La protection des martinets et hirondelles repose essentiellement sur les actions suivantes :

• Protéger les nids existants (ils sont réutilisés chaque année)

• Éviter les dérangements autour des nids pendant la période de nidification

• Poser des planchettes anti-salissure en cas de gêne concernant les fientes

• Placer des bacs à boue à proximité des zones de nidification

Pour les hirondelles de fenêtre ou rustiques, il est possible d’installer des nichoirs artificiels. Les nids des hirondelles de fenêtre doivent être protégés du soleil. Il est important que l’espace face au nid soit dégagé de tout arbre. Les nids doivent être placés à minimum 4 mètres de hauteur et il est nécessaire d’en installer plusieurs pour l’hirondelle des fenêtres. Pour les hirondelles rustiques, les nids artificiels prennent des formes de coupelle. Ils sont à installer sur des solives dans les bâtiments tels que granges… Pour les hirondelles rustiques, il est nécessaire de les éloigner les uns des autres.

Contrairement à ceux des hirondelles, les nids des martinets ne sont pas visibles. L’idéal est de conserver les anfractuosités du bâti telles les trous de boulins, les fissures ou les dessous des toits. Le trou d’envol du martinet noir doit faire 60 mm de large sur 30 mm de haut. Il est également possible de rénover une façade en laissant en place les anfractuosités mais aussi de les intégrer à la conception de la structure.

Pour les martinets, il existe des nichoirs à encastrer. Ils permettent de favoriser la nidification tout en assurant une grande discrétion visuelle.
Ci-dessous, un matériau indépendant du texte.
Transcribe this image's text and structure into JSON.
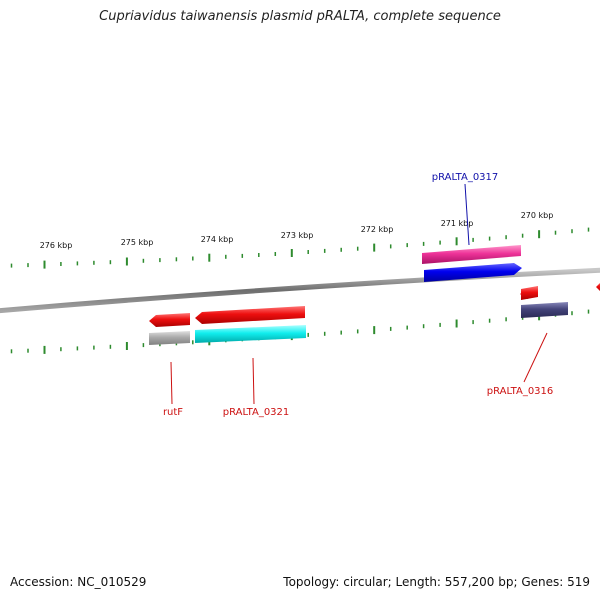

Ce type de nichoir se pose simplement à la place d’un parpaing ou d’une brique lors de la construction ou la restauration du bâtiment. Les nichoirs peuvent être aussi en béton de bois ou en bois et peuvent être simples ou doubles ou triples. Les colonies étant généralement importantes, il est nécessaire dans le cadre de mesure compensatoire d’installer plusieurs nichoirs. Il est également important que l’espace face au nichoir soit entièrement dégagé, car les martinets arrivent à vive allure près de leur nid.